We don't have a lot of new news to work with. Michigan Sentiment is out in the States today, but it's not market moving stuff. The view on the street is that we are headed for some kind of economic downturn in the States. So far only the most benign impact of this new view is showing up on financial markets: bond prices are rallying, the short end of the yield curve remains bid, stocks continue to see buying interest and the on FX markets the majors have remained range bound.

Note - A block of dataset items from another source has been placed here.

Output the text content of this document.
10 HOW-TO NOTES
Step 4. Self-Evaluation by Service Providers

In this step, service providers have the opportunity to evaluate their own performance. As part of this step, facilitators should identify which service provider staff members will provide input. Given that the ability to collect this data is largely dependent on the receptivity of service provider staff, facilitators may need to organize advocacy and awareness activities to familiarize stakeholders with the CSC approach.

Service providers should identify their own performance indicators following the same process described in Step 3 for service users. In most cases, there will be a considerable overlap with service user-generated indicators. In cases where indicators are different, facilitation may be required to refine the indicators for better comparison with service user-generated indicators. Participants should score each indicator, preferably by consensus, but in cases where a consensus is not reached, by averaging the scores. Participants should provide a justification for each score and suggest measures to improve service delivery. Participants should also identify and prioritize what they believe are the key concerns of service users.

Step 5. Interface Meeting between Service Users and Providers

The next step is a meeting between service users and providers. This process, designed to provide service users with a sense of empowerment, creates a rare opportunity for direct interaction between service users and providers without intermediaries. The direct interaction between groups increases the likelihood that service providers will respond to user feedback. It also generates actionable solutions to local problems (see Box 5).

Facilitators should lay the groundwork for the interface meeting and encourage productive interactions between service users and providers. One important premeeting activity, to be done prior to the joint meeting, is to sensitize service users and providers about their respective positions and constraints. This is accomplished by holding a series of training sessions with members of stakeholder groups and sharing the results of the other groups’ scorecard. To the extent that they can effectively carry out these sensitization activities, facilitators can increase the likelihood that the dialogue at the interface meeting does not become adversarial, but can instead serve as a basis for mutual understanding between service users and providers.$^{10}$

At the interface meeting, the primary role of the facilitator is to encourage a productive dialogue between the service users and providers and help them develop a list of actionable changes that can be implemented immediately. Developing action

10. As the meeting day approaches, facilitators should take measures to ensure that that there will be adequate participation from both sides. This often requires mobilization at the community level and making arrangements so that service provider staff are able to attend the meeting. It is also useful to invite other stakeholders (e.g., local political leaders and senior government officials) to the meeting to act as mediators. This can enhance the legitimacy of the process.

FX markets can be expected to continue focusing on the crosses. A weaker global economic outlook and profit taking in commodities is expected to see the AUD see further selling pressure. Given that the pressure being brought to bear by the American Administration on the Chinese to revalue their currency is having a knock-on effect on the JPY, the cross with the most downside potential is the AUD/JPY. The near term target for this cross is now 0.8700. And EUR/AUD can be expected to continue its climb. Our target of 1.700O remains unchanged. Selling on AUD crosses should see the AUD/USD come under pressure, for as long as the USD remains range bound. A break below 0.7600 will open the way for a test of 0.7500 in fairly short order.

Oil 70.67
Gold 625.00

Talk of economic slowing and the move towards still tighter monetary policy, and the negative impact on growth which is likely to result, are not helping commodity prices. Given that commodities have been flavour of the month for every passing speculator for quite a while, there is room to go as the rush to the exit continues. But this is nasty, margin-driven stuff, and moves continue to be brutal. This is not a trader's market it is a market for snipers. OIL has weakened in tandem. More downside is possible. For now, the selling into commodity rallies is the way to go, but only nimble players should even try to get involved. USD 70 is holding in OIL. Should that hold, expect a bounce.

GOLD continues to see profit taking and, if market talk of manipulation is to be believed, the idea is to push GOLD prices down further. The powers-that-be are working as hard as they can to fight the emergence of an alternative global reserve. There is considerable vested interest in maintaining the USD's status as the global reserve currency of choice. A test of USD 600 is possible.

The longer term outlook positive outlook for GOLD, however, remains unchanged. The colossal failure of the Bush Administration in Public Finance, International Trade and Foreign Policy has only accelerated the decline in international confidence in the value of the USD. GOLD is emerging as a new global reserve of choice and, until it becomes clear which currency is likely to pick up the mantle from the USD, GOLD will continue to benefit. Longer term players, who are prepared to wear market volatility, should buy on dips.